Transparency Series
View schedule. (PDF 70 kb)
Transparency is a term that has found currency across the professions in an ongoing effort to encourage openness and integrity in the workplace. The university series on transparency issues evolved from faculty conversations focused on taking steps that will ultimately enhance the ethical climate of our university community. In order to achieve this goal, we strive to find a balance between the two ends of the continuum that Florini mentions below:
"Put simply, transparency is the opposite of secrecy; transparency means deliberately revealing. Transparency is a choice, encouraged by changing attitudes about what constitutes appropriate behavior. Transparency and secrecy are not either/or conditions. They represent two ends of a continuum." Ann M. Florini, The End of Secrecy
The purpose of the Transparency Series, as now shaped in four years of faculty conversations, is to advance ethics, not just across the curriculum, but across the community through conversations that lead to greater understanding, ownership and action regarding matters of ethics in our lives.Each year the Series highlights faculty and student exploration of that year's theme as it relates to the specific matter of a particular course.
Guest presenters from business and the professions also. They discuss their understanding of that year's theme in light of ethical challenges in their respective professions.
Past Themes:
1. Benchmark for Business: Restoring The Trust
2. Toward Transparency: Addressing the Issues
3. 1984: Twenty Years Later: Privacy vs. Security
4. Personal and Social Responsibility
What it is:
A week-long focus on a particular theme related to enhancing the ethical climate of our university and external communities.
How it works:
Two ways to participate:
1) Faculty are invited to consider a specific way that the theme might be reflected in a particular course subject; then,
-Assign a topic for presentation/debate (Faculty can be involved, too)
-Notify Office of Chair in Ethics regarding class meeting time
-Your class will then be listed as a program to which others are invited (Usually, 5-8 students, faculty, community members might come depending on the topic) and we will take care of the details.

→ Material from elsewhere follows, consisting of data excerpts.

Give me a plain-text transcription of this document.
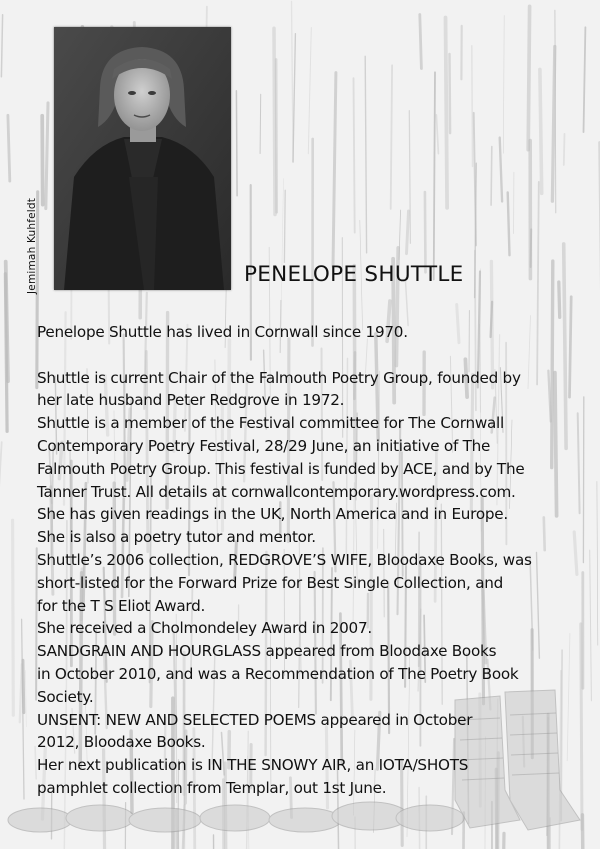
Jemimah Kuhfeldt	PENELOPE SHUTTLE
Penelope Shuttle has lived in Cornwall since 1970.
Shuttle is current Chair of the Falmouth Poetry Group, founded by
her late husband Peter Redgrove in 1972.
Shuttle is a member of the Festival committee for The Cornwall
Contemporary Poetry Festival, 28/29 June, an initiative of The
Falmouth Poetry Group. This festival is funded by ACE, and by The
Tanner Trust. All details at cornwallcontemporary.wordpress.com.
She has given readings in the UK, North America and in Europe.
She is also a poetry tutor and mentor.
Shuttle’s 2006 collection, REDGROVE’S WIFE, Bloodaxe Books, was
short-listed for the Forward Prize for Best Single Collection, and
for the T S Eliot Award.
She received a Cholmondeley Award in 2007.
SANDGRAIN AND HOURGLASS appeared from Bloodaxe Books
in October 2010, and was a Recommendation of The Poetry Book
Society.
UNSENT: NEW AND SELECTED POEMS appeared in October
2012, Bloodaxe Books.
Her next publication is IN THE SNOWY AIR, an IOTA/SHOTS
pamphlet collection from Templar, out 1st June.
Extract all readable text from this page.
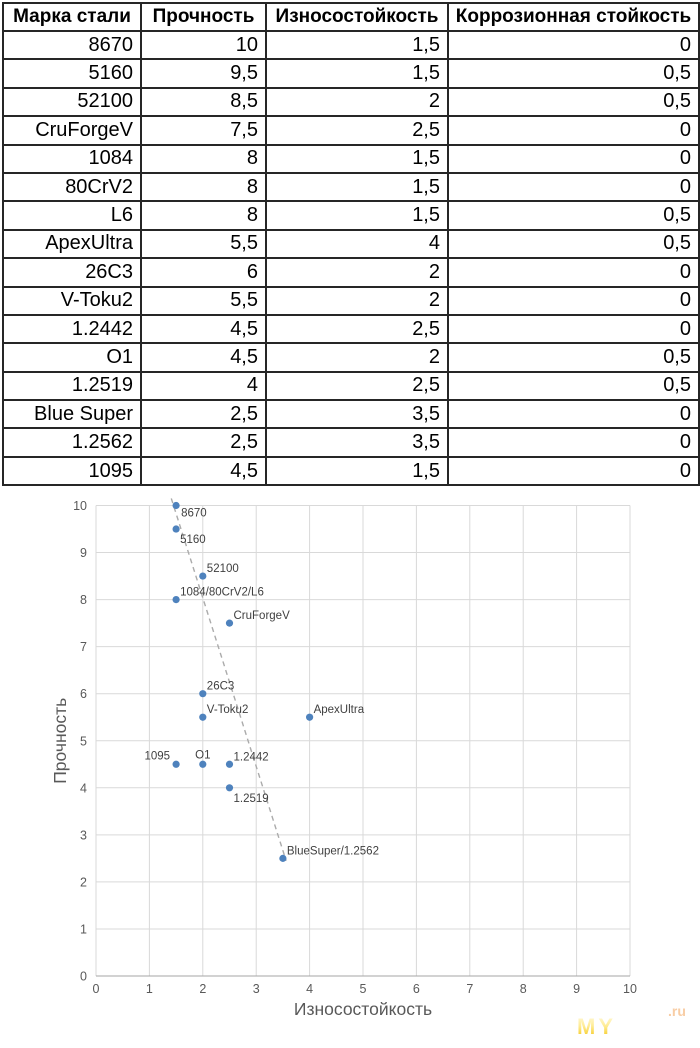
Марка стали	Прочность	Износостойкость	Коррозионная стойкость
8670	10	1,5	0
5160	9,5	1,5	0,5
52100	8,5	2	0,5
CruForgeV	7,5	2,5	0
1084	8	1,5	0
80CrV2	8	1,5	0
L6	8	1,5	0,5
ApexUltra	5,5	4	0,5
26C3	6	2	0
V-Toku2	5,5	2	0
1.2442	4,5	2,5	0
O1	4,5	2	0,5
1.2519	4	2,5	0,5
Blue Super	2,5	3,5	0
1.2562	2,5	3,5	0
1095	4,5	1,5	0
0	1	2	3	4	5	6	7	8	9	10
0
1
2
3
4
5
6
7
8
9
10
8670
5160
52100
1084/80CrV2/L6
CruForgeV
26C3
V-Toku2	ApexUltra
1095 O1 1.2442
1.2519
BlueSuper/1.2562
Износостойкость
Прочность
MY
.ru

2) Faculty who do not wish to be involved as above, your willingness to do the following will be appreciated:
-Note on your syllabus that the week of Nov. 6 is Transparency IV week
-Distribute copies of program (ready in mid October) and give incentive(s) for students to attend one or more and help spread the word!
Why it matters:
Each year, more faculty and students are engaging in conversations regarding issues of integrity and respect. In this fourth year of the Transparency Series (an idea that evolved from faculty conversations), we hope to grow the dialogue and find ways to move it to action (as is happening with the Academic Integrity Initiative).